Mojibake (from Japanese: 'character transformation') is the garbled, unreadable text that results from decoding a sequence of bytes using the wrong character encoding. Instead of the intended characters, the reader sees nonsensical symbols, boxes, or a mix of characters from an unrelated script. Mojibake is one of the most common and frustrating text handling bugs in software.
How Mojibake Occurs
Every text file is ultimately a sequence of bytes. When you open a file or receive text over a network, software must choose an encoding to interpret those bytes as characters. If the chosen encoding does not match the encoding used when the bytes were written, the byte-to-character mapping is incorrect, producing mojibake.

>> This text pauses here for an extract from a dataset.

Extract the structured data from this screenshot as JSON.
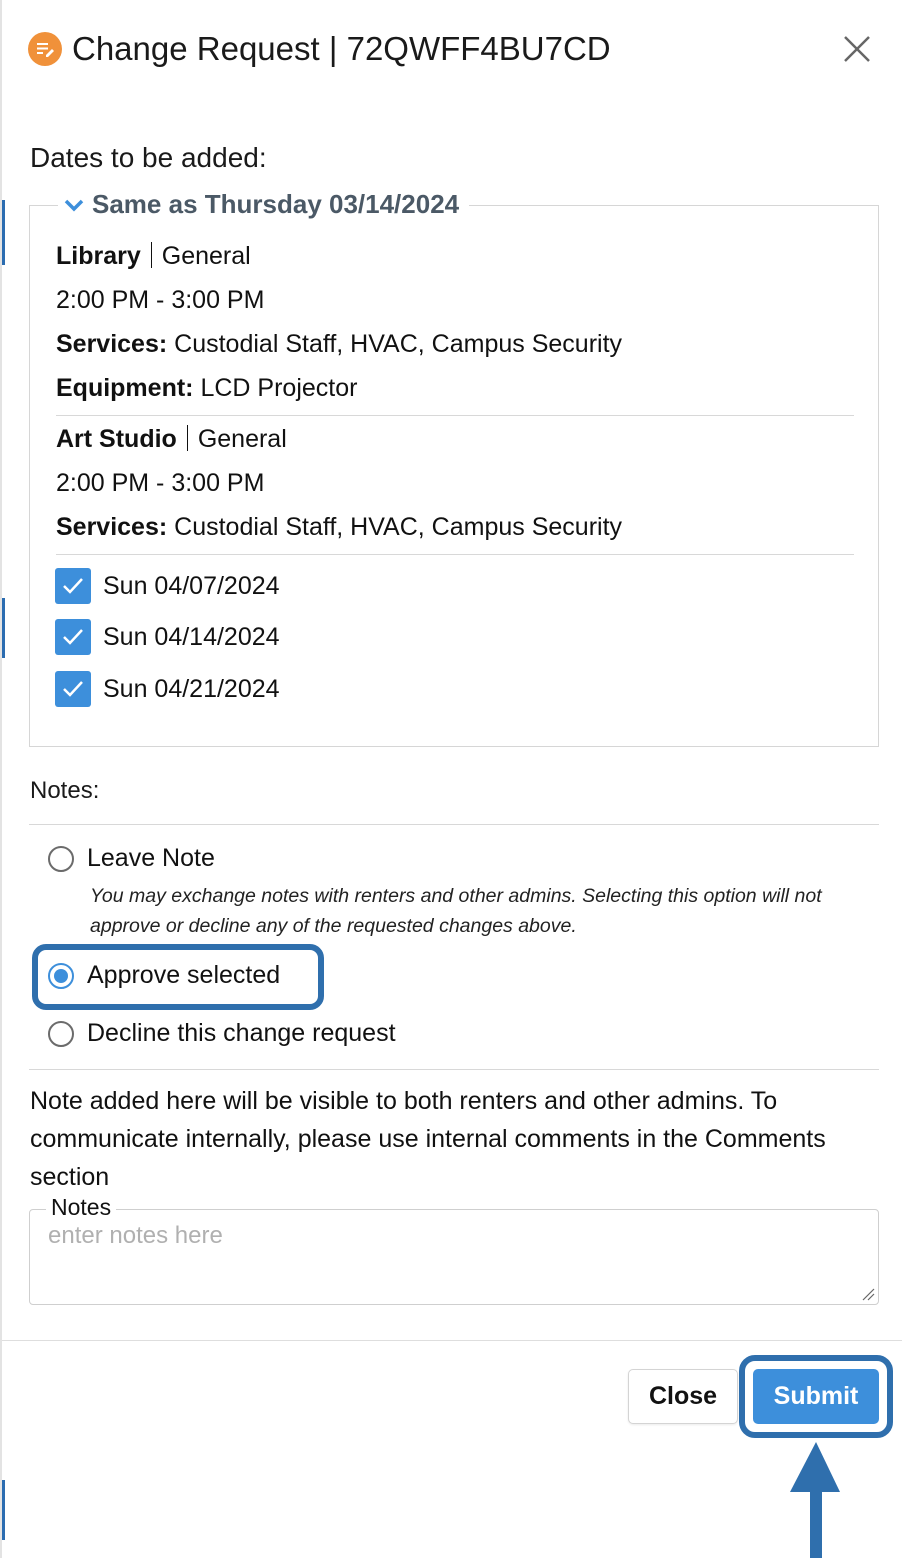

Example: A word encoded as Shift-JIS bytes interpreted as Latin-1 would produce garbled Latin symbols instead of the intended Japanese characters.
Common Mojibake Scenarios
| Intended Encoding | Decoded As | Typical Symptom |
|---|---|---|
| UTF-8 | Latin-1 | é instead of e-acute, ’ instead of right single quote |
| Latin-1 | UTF-8 | Replacement characters or decode errors |
| Shift-JIS | UTF-8 | Random Latin symbols and question-mark boxes |
| Windows-1252 | UTF-8 | “ and †instead of left and right double quotes |
| UTF-8 with BOM | ASCII or Latin-1 | Three extra characters at start of file |
The é pattern for e-acute is particularly common on legacy websites. The character U+00E9 in UTF-8 encodes as bytes 0xC3 0xA9. When those bytes are decoded as Latin-1, 0xC3 is A-tilde and 0xA9 is the copyright sign, yielding é.
Diagnosing Mojibake
# Simulate mojibake: encode as UTF-8, decode as Latin-1
original = 'caf\u00e9' # cafe with e-acute
utf8_bytes = original.encode('utf-8')
mojibake = utf8_bytes.decode('latin-1')
print(mojibake) # 'café'
# Reverse: if you have mojibake, re-encode with the wrong codec
# and decode with the right one
fixed = mojibake.encode('latin-1').decode('utf-8')
print(fixed) # 'cafe' with correct e-acute
// Node.js: demonstrating the mismatch
const { Buffer } = require('buffer');
const original = 'caf\u00e9';
const utf8Buf = Buffer.from(original, 'utf8');
// Read as latin1 (wrong encoding)
const mojibake = utf8Buf.toString('latin1');
console.log(mojibake); // garbled: 'café'
// Re-encode as latin1 then decode as utf8 to fix
const fixed = Buffer.from(mojibake, 'latin1').toString('utf8');
console.log(fixed); // correct
Fixing Double-Encoding Mojibake
A particularly tricky form of mojibake occurs when text is encoded twice. If UTF-8 text is stored in a database column configured as Latin-1, then read back and treated as UTF-8, the bytes are double-encoded. The ftfy (fixes text for you) Python library is specifically designed to detect and reverse many common mojibake transformations:
import ftfy
print(ftfy.fix_text('Café')) # 'Cafe' with correct e-acute
print(ftfy.fix_text('\u00e2\u20ac\u2122')) # fixes Windows-1252 trade mark sign mojibake
Common Mojibake Fingerprints
| Pattern | Cause |
|---|---|
é for e-acute |
UTF-8 read as Latin-1 |
’ for right single quote |
Windows-1252 read as UTF-8 |
“ / †for curly quotes |
Windows-1252 read as UTF-8 |
ü for u-umlaut |
UTF-8 read as Latin-1 |
Prevention
The only reliable prevention is consistent, explicit encoding declarations at every boundary: file creation, database storage (column collation and connection charset), HTTP headers, and HTML meta tags. Using UTF-8 throughout the entire stack eliminates most encoding mismatches, since UTF-8 is universally supported and is the de-facto standard for modern web applications.